Trend No. 5: Software Learns To Learn

“AI technologies like speech analytics, deep-learning platforms and natural language generation have exploded onto the scene in the past 12 months after being nascent for many years,” the author say. “With improvements in AI, software systems that we used to have to program with rules are learning how to learn on their own. Firms will be able to automate and scale in a more efficient way because software will ultimately be able to learn and adapt rather than require programming. This is a profound change that CIOs must understand.”

Trend No. 6: Digital Employees Enter the White-Collar Workforce

“Automation will transform the workforce as technology advances result in humans increasingly working side by side with software robots in this awareness phase trend,” the authors say. “These robots don’t herald a gloomy future for jobs. As we showed in our report “The Future Of Jobs, 2027: Working Side By Side With Robots,” automation will replace some jobs and create others, with a net loss of 9.8 million US jobs by 2027 — while transforming at least 25 percent of the remaining jobs. Many enterprises, however, lack an integrated approach to mining the value of white-collar automation. Repeatable tasks that search, collate, update, access multiple systems, and make simple decisions provide today’s best targets for automation.”

Trend No. 7: Insights-Driven Firms Outpace Competitors

“The quest to use big data as a competitive asset has sparked a $27 billion industry; Hadoop and Spark initiated this, but it’s rapidly expanding into services and the cloud,” the authors confirm. “Amid the data gold rush, a new kind of firm — the insights-driven business — is slowly emerging that approaches data analytics differently. Instead of focusing on data, these firms emphasize implementing insights in software and continuously learning. CIOs must understand how this difference lets insights-driven businesses win customers and grow eight times faster than global GDP.”

Trend No. 8: Customer Experience Becomes Immersive

“The boundaries between the human, digital, physical and virtual realms are blurring as CX becomes more immersive,” according to the authors. “Customer-obsessed firms are integrating systems of insight and systems of engagement that interconnect people, places, and objects with data to improve CX and forge two-way, value-driven relationships. Customers are moving seamlessly across channels and embracing new interactive interfaces via mobile and other smart devices. This CX fusion promises competitive advantage for firms that get it right.”

Trend No. 9: Contextual Privacy Boosts Brand Value

“The seemingly never-ending news of data breaches and unauthorized uses of personally identifiable information leads to growing customer concerns about their privacy, making them hesitate to use digital tools from risky companies,” the authors say. “To drive competitive differentiation and business growth, firms must proactively address customer data management and security technologies that enable contextual privacy.
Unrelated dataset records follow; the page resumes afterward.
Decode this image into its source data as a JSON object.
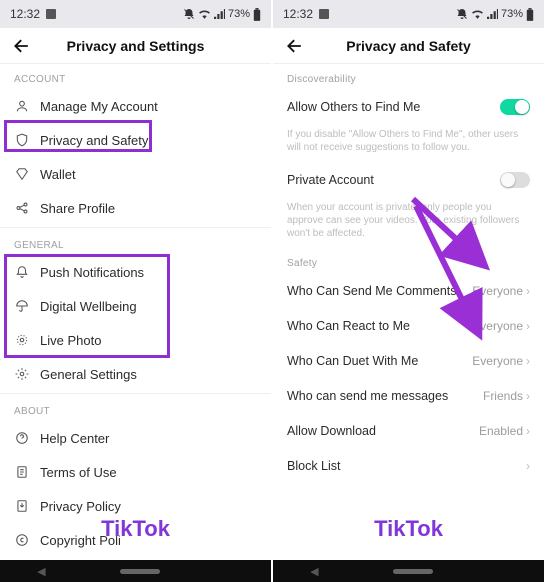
{
  "status": {
    "time": "12:32",
    "battery": "73%"
  },
  "left": {
    "title": "Privacy and Settings",
    "sections": {
      "account": {
        "label": "ACCOUNT",
        "items": [
          {
            "label": "Manage My Account"
          },
          {
            "label": "Privacy and Safety"
          },
          {
            "label": "Wallet"
          },
          {
            "label": "Share Profile"
          }
        ]
      },
      "general": {
        "label": "GENERAL",
        "items": [
          {
            "label": "Push Notifications"
          },
          {
            "label": "Digital Wellbeing"
          },
          {
            "label": "Live Photo"
          },
          {
            "label": "General Settings"
          }
        ]
      },
      "about": {
        "label": "ABOUT",
        "items": [
          {
            "label": "Help Center"
          },
          {
            "label": "Terms of Use"
          },
          {
            "label": "Privacy Policy"
          },
          {
            "label": "Copyright Poli"
          }
        ]
      }
    }
  },
  "right": {
    "title": "Privacy and Safety",
    "discoverability_label": "Discoverability",
    "allow_find": {
      "label": "Allow Others to Find Me",
      "desc": "If you disable \"Allow Others to Find Me\", other users will not receive suggestions to follow you.",
      "on": true
    },
    "private": {
      "label": "Private Account",
      "desc": "When your account is private, only people you approve can see your videos. Your existing followers won't be affected.",
      "on": false
    },
    "safety_label": "Safety",
    "safety": [
      {
        "label": "Who Can Send Me Comments",
        "value": "Everyone"
      },
      {
        "label": "Who Can React to Me",
        "value": "Everyone"
      },
      {
        "label": "Who Can Duet With Me",
        "value": "Everyone"
      },
      {
        "label": "Who can send me messages",
        "value": "Friends"
      },
      {
        "label": "Allow Download",
        "value": "Enabled"
      },
      {
        "label": "Block List",
        "value": ""
      }
    ]
  },
  "watermark": "TikTok"
}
But contextual privacy goes well beyond technology capabilities; it is a business practice in which the collection and use of personal data is consensual, within a mutually agreed-upon context, for a mutually agreed-upon purpose. Understanding that no firm owns consumer data and that we merely have the right to use it fuels data-centric security approaches.”
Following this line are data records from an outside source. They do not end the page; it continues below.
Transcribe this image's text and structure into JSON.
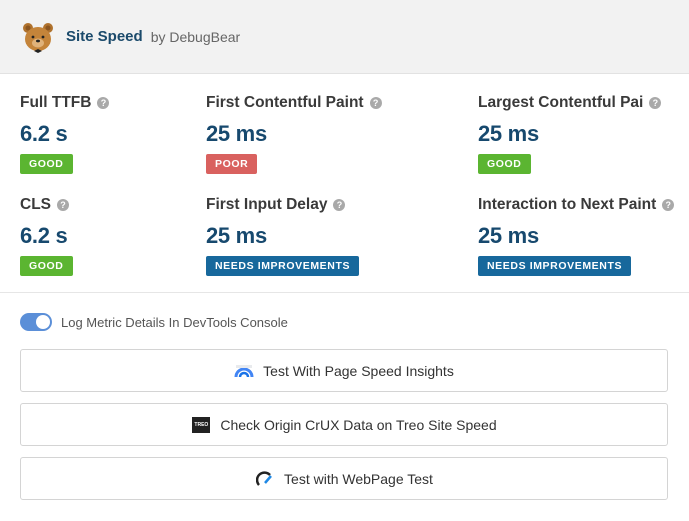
{
  "header": {
    "title": "Site Speed",
    "byline": "by DebugBear",
    "logo_icon": "bear-logo-icon"
  },
  "metrics": [
    {
      "label": "Full TTFB",
      "value": "6.2 s",
      "badge": "GOOD",
      "status": "good"
    },
    {
      "label": "First Contentful Paint",
      "value": "25 ms",
      "badge": "POOR",
      "status": "poor"
    },
    {
      "label": "Largest Contentful Pai",
      "value": "25 ms",
      "badge": "GOOD",
      "status": "good"
    },
    {
      "label": "CLS",
      "value": "6.2 s",
      "badge": "GOOD",
      "status": "good"
    },
    {
      "label": "First Input Delay",
      "value": "25 ms",
      "badge": "NEEDS IMPROVEMENTS",
      "status": "needs"
    },
    {
      "label": "Interaction to Next Paint",
      "value": "25 ms",
      "badge": "NEEDS IMPROVEMENTS",
      "status": "needs"
    }
  ],
  "help_glyph": "?",
  "toggle": {
    "label": "Log Metric Details In DevTools Console",
    "on": true
  },
  "buttons": [
    {
      "label": "Test With Page Speed Insights",
      "icon": "pagespeed-icon"
    },
    {
      "label": "Check Origin CrUX Data on Treo Site Speed",
      "icon": "treo-icon",
      "icon_text": "TREO"
    },
    {
      "label": "Test with WebPage Test",
      "icon": "webpagetest-icon"
    }
  ],
  "colors": {
    "good": "#5bb531",
    "poor": "#d9615f",
    "needs": "#17689c",
    "value": "#17496e",
    "toggle": "#5b8fd8"
  }
}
Trend No. 10: The Public Cloud Accelerates Business Innovation

“The public cloud is a juggernaut that is reinventing computing and the high-tech industry itself,” the authors conclude. “The relentless pace of technology and service innovation from mega-cloud providers like AWS, Google, Microsoft and Salesforce means that business innovation is just an API call away. We’ve reached the tipping point for public cloud: Most companies won’t be able to build out a data center to match cloud’s public capabilities or efficiency. Even 30-year IT veterans are increasingly willing to shutter their data centers. CIOs will be forced to move to the public cloud for most applications.”